Sağlık personelinin önemli bir bölümünün şiddet, baskı, yıldır­ma, mobbing ve liyakatsizlik ile karşı karşıya kaldığını gösteren araştırmalar, her 10 sağlıkçıdan 3’ünün deprem bölgesinde gö­nüllü çalışma için başvurduğu­nu bunlardan sadece 1’ine izin verildiğini de ortaya koydu.

ÇALIŞMA KOŞULLARI

Sağlık emekçilerinin ağır ve kötü çalışma koşullarının aci­len düzeltilmesi, tüm sağ­lık emekçilerini kapsayacak kademeli ek gösterge artışı yapılması, sabit ve performans ödemesi gibi sağlık çalışanlarının mağduriyetine sebep olan, çalışma barışını bozan uygulamalara son verilmesi talep edilse de iktidar bu beklentileri yıllardır görmezden geliyor. Sağlıkta şiddeti önleyecek etkili bir şiddet yasası­nın çıkarılması, deprem bölgesinde çalışan sağlıkçıların çalışma koşul­larının iyileştirilmesi ve çift maaş ödenmesi gibi çağrılara mevcut iktidarın kulak asmayacağı da aşikar.

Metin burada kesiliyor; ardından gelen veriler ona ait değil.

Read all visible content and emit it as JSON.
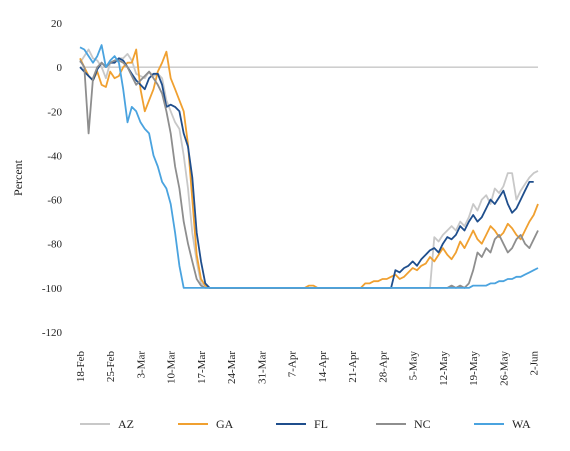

İNSANLIK SİZLERE MİNNETTAR

İktidarlar gelip geçer ancak dünyanın her zaman hekimlere ihtiyacı var. ‘Türk Tabipler Birliği kapatılsın’ diyen, ‘hükümet istifa’ şeklinde tempo tuttu diye maçlar seyircisiz oynansın isteyen anlayış, yeterince önlem alınmadığı için binlerce cana mal olan deprem felaketinden ders çıkarmayan, ders çıkarmak bir yana tepki gösteren vatandaşa ayar çekmeye çalışan nadanlar, zulme sessiz kalanlar, haksızlığa göz yumanlar, tarih sayfasından silinip gidecekler eninde sonunda. O gün geldiğinde, haksızlığa boyun eğmeyenlerin de bayramı olacak. 14 Mart’ın yanına bir de 14 Mayıs’ı ekleriz belki de… İnşallah dediğinizi duyar gibiyim.

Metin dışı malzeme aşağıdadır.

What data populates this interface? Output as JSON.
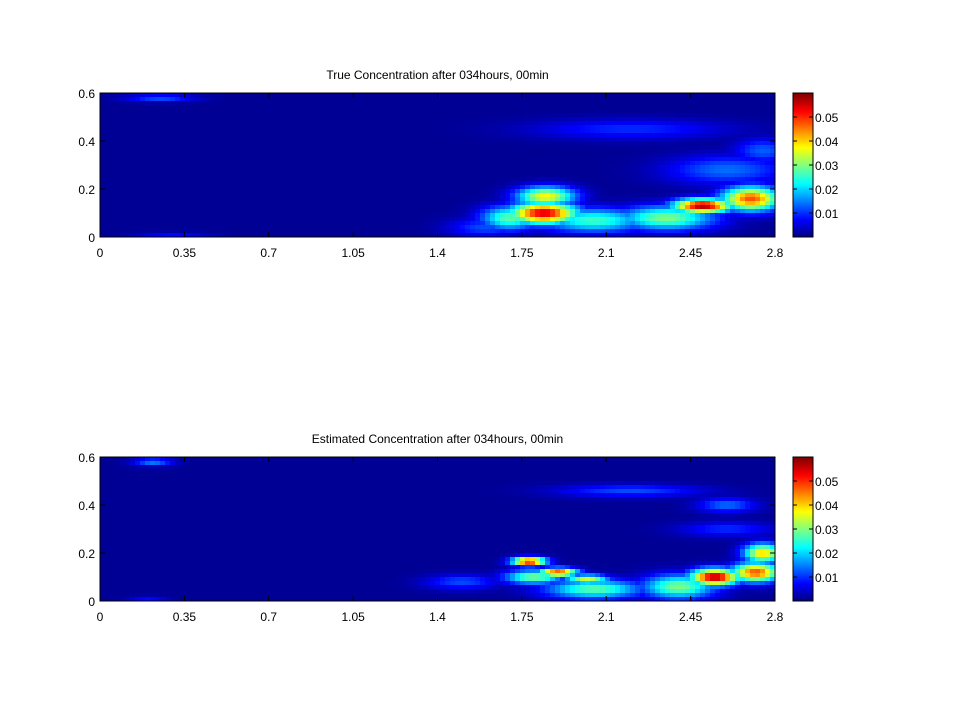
{
  "chart_data": [
    {
      "type": "heatmap",
      "title": "True Concentration after 034hours, 00min",
      "xlabel": "",
      "ylabel": "",
      "xlim": [
        0,
        2.8
      ],
      "ylim": [
        0,
        0.6
      ],
      "x_ticks": [
        "0",
        "0.35",
        "0.7",
        "1.05",
        "1.4",
        "1.75",
        "2.1",
        "2.45",
        "2.8"
      ],
      "y_ticks": [
        "0",
        "0.2",
        "0.4",
        "0.6"
      ],
      "colorbar": {
        "range": [
          0,
          0.06
        ],
        "ticks": [
          "0.01",
          "0.02",
          "0.03",
          "0.04",
          "0.05"
        ],
        "colormap": "jet"
      },
      "hotspots": [
        {
          "x": 1.84,
          "y": 0.1,
          "value": 0.055,
          "sx": 0.14,
          "sy": 0.045
        },
        {
          "x": 1.85,
          "y": 0.17,
          "value": 0.038,
          "sx": 0.12,
          "sy": 0.04
        },
        {
          "x": 1.7,
          "y": 0.08,
          "value": 0.028,
          "sx": 0.12,
          "sy": 0.05
        },
        {
          "x": 2.05,
          "y": 0.07,
          "value": 0.026,
          "sx": 0.22,
          "sy": 0.05
        },
        {
          "x": 2.5,
          "y": 0.13,
          "value": 0.058,
          "sx": 0.12,
          "sy": 0.03
        },
        {
          "x": 2.7,
          "y": 0.16,
          "value": 0.048,
          "sx": 0.12,
          "sy": 0.05
        },
        {
          "x": 2.35,
          "y": 0.08,
          "value": 0.03,
          "sx": 0.2,
          "sy": 0.05
        },
        {
          "x": 2.6,
          "y": 0.28,
          "value": 0.014,
          "sx": 0.25,
          "sy": 0.06
        },
        {
          "x": 2.2,
          "y": 0.45,
          "value": 0.01,
          "sx": 0.4,
          "sy": 0.04
        },
        {
          "x": 2.75,
          "y": 0.36,
          "value": 0.013,
          "sx": 0.12,
          "sy": 0.05
        },
        {
          "x": 0.25,
          "y": 0.58,
          "value": 0.013,
          "sx": 0.14,
          "sy": 0.014
        },
        {
          "x": 0.3,
          "y": 0.01,
          "value": 0.008,
          "sx": 0.15,
          "sy": 0.01
        },
        {
          "x": 1.6,
          "y": 0.04,
          "value": 0.012,
          "sx": 0.15,
          "sy": 0.04
        }
      ]
    },
    {
      "type": "heatmap",
      "title": "Estimated Concentration after 034hours, 00min",
      "xlabel": "",
      "ylabel": "",
      "xlim": [
        0,
        2.8
      ],
      "ylim": [
        0,
        0.6
      ],
      "x_ticks": [
        "0",
        "0.35",
        "0.7",
        "1.05",
        "1.4",
        "1.75",
        "2.1",
        "2.45",
        "2.8"
      ],
      "y_ticks": [
        "0",
        "0.2",
        "0.4",
        "0.6"
      ],
      "colorbar": {
        "range": [
          0,
          0.06
        ],
        "ticks": [
          "0.01",
          "0.02",
          "0.03",
          "0.04",
          "0.05"
        ],
        "colormap": "jet"
      },
      "hotspots": [
        {
          "x": 1.78,
          "y": 0.165,
          "value": 0.055,
          "sx": 0.07,
          "sy": 0.018
        },
        {
          "x": 1.9,
          "y": 0.12,
          "value": 0.05,
          "sx": 0.08,
          "sy": 0.018
        },
        {
          "x": 2.02,
          "y": 0.09,
          "value": 0.035,
          "sx": 0.09,
          "sy": 0.02
        },
        {
          "x": 1.8,
          "y": 0.1,
          "value": 0.03,
          "sx": 0.12,
          "sy": 0.03
        },
        {
          "x": 2.05,
          "y": 0.05,
          "value": 0.028,
          "sx": 0.2,
          "sy": 0.04
        },
        {
          "x": 2.55,
          "y": 0.1,
          "value": 0.058,
          "sx": 0.1,
          "sy": 0.035
        },
        {
          "x": 2.72,
          "y": 0.12,
          "value": 0.048,
          "sx": 0.1,
          "sy": 0.04
        },
        {
          "x": 2.75,
          "y": 0.2,
          "value": 0.04,
          "sx": 0.08,
          "sy": 0.04
        },
        {
          "x": 2.4,
          "y": 0.06,
          "value": 0.03,
          "sx": 0.15,
          "sy": 0.05
        },
        {
          "x": 2.2,
          "y": 0.46,
          "value": 0.012,
          "sx": 0.3,
          "sy": 0.025
        },
        {
          "x": 2.6,
          "y": 0.4,
          "value": 0.014,
          "sx": 0.12,
          "sy": 0.03
        },
        {
          "x": 2.6,
          "y": 0.3,
          "value": 0.01,
          "sx": 0.2,
          "sy": 0.03
        },
        {
          "x": 0.22,
          "y": 0.58,
          "value": 0.016,
          "sx": 0.08,
          "sy": 0.015
        },
        {
          "x": 0.2,
          "y": 0.01,
          "value": 0.008,
          "sx": 0.08,
          "sy": 0.01
        },
        {
          "x": 1.5,
          "y": 0.08,
          "value": 0.012,
          "sx": 0.15,
          "sy": 0.03
        }
      ]
    }
  ]
}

Bugün hala top oynayabiliyorsam, spora olan tutkum ilk günkü gibi taptazeyse, hayata umutla bakabiliyorsam bunları sağlık emekçilerine borçluyum. 17 Ağustos 1999 depreminde gözümün önünde ölümüne şahit olduğum bir yaralıyı kurtarmak için canhıraş koşturmalarınızı aradan 24 yıl geçse de unutamadım.

GÖNÜLLERİ BİR KEZ DAHA FETHETTİNİZ

6 Şubat depremlerinde, bir canı kurtarmak için cansiperane duruşunuz gönülleri bir kez daha fethetti. Bahtınıza gönüllerin tahtına kurulmak düştü. Bedhahlara ise gönül yıkıp iki cihanda bedbaht olmak… Tarih sayısız örnekleriyle dolu…

Sağlığıma kavuşmamda emeği geçen dostlar başta olmak üzere sağlık çalışanlarının değerli emekçileri için seslendirdiğim, Dr. Hüsrev Çetin’in ‘Siz’ adlı nefis şiirinin linki paylaşmak istedim okuyucularımla.

SİZ – Şiir Dr. Hüsrev Çetin – 18.09.2020 İzmir – Seslendiren: Hüseyin Şuekinci

İnsanlık sizlere minnettar… İnsan denilince hatra gelenler en azından… Tüm sağlık emekçilerinin 14 Mart Tıp Bayramı kutlu olsun.